CAPE TOWN – Le comité ad hoc du Parlement enquêtant sur la corruption dans le système de justice pénale souhaite que les principaux dirigeants de la police fassent la première apparition en tant que témoins lors de son enquête.
Les parties du comité ad hoc ont adopté le mandat de référence vendredi à l’unanimité, ouvrant la voie aux députés pour commencer leur enquête sur les allégations faites par le commissaire de police de KZN, Nhlanhla Mkhwanazi.
Le comité entamera désormais le processus et entrera en contact avec la direction de la police, y compris le commissaire national Fannie Masemola pour faire des soumissions.
Le comité ad hoc a adopté le mandat qui guidera la façon dont le comité mène son enquête, après les retards dus à des désaccords entre les parties sur les détails les plus fins.

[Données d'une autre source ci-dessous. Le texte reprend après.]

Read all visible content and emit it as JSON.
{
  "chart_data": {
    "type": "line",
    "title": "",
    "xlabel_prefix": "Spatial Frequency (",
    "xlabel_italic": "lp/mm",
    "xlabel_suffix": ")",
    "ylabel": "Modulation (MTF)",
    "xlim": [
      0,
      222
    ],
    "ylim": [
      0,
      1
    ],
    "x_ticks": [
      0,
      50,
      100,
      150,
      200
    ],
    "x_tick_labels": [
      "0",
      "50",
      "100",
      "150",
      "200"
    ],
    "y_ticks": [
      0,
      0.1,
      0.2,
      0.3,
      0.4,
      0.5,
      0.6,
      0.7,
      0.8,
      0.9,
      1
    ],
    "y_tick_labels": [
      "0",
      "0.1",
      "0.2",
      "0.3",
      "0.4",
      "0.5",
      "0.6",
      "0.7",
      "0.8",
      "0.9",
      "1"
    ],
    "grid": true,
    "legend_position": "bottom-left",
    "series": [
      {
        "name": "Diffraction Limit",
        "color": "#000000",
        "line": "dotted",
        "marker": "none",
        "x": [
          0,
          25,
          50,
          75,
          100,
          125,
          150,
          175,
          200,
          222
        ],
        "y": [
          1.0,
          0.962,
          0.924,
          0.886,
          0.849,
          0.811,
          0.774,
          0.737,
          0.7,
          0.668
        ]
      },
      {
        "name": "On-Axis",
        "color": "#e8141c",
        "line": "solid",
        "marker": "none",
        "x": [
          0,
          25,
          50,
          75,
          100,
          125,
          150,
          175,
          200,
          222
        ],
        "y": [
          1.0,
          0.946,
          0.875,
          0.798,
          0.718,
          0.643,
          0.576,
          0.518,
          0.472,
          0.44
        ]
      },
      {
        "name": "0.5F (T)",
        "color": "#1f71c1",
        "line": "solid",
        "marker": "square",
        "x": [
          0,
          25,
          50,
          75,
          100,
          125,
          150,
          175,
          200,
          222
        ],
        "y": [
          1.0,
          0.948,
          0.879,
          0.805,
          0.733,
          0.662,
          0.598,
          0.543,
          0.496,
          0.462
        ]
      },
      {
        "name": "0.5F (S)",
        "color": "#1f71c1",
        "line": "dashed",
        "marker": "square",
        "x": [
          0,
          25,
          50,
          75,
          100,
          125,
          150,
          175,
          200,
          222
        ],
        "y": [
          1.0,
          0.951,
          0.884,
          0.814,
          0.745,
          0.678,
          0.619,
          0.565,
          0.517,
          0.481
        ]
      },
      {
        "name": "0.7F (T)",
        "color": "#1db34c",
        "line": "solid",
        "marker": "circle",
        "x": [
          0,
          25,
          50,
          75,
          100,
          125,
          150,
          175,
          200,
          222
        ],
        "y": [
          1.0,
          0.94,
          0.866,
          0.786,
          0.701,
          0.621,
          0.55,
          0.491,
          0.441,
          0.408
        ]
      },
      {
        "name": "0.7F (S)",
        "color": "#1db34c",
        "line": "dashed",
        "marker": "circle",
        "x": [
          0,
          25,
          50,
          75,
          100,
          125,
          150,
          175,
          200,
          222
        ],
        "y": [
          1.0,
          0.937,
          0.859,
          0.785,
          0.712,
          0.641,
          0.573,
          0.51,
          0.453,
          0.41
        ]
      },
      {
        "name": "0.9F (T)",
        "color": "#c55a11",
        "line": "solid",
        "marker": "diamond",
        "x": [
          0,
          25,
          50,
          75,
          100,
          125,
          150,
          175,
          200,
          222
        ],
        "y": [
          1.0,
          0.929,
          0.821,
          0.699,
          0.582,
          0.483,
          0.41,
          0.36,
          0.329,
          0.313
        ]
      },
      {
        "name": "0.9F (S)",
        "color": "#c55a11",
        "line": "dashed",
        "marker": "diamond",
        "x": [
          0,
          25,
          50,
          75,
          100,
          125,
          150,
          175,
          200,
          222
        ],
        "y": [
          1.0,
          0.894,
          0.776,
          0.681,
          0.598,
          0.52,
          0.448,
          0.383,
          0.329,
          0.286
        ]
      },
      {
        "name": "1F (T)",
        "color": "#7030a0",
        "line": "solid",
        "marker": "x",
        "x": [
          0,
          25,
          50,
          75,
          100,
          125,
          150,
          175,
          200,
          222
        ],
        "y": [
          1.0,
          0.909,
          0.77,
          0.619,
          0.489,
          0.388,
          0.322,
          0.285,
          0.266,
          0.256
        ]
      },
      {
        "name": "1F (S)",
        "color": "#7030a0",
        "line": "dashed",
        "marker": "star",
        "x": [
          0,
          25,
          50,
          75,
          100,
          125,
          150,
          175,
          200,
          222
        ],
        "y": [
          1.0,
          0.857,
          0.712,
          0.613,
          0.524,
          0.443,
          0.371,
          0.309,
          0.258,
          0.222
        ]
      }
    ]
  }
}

Les parties étaient en désaccord sur la façon dont les informations classifiées seront gérées ainsi que l’utilisation d’un expert juridique externe.
Mais après avoir adopté le mandat, le président du comité, Soviétique Lekganyane, a déclaré que Mkhwanazi et ministre en congé spécial Senzo McHunu devaient être les premiers à témoigner.
« La première institution qui comparaîtra devant le comité sera le SAPS. Et la première personne dans les SAP sera le général Mkhwanazi, puis quatre autres, qui est le général Fannie Masemola qui est le chef comptable, le ministre qui était là qui est le ministre McHunu », a déclaré Lekganyane.
Le comité rédigera désormais aux témoins identifiés qui doivent d’abord faire des soumissions écrites au comité au moins sept jours avant leur comparution.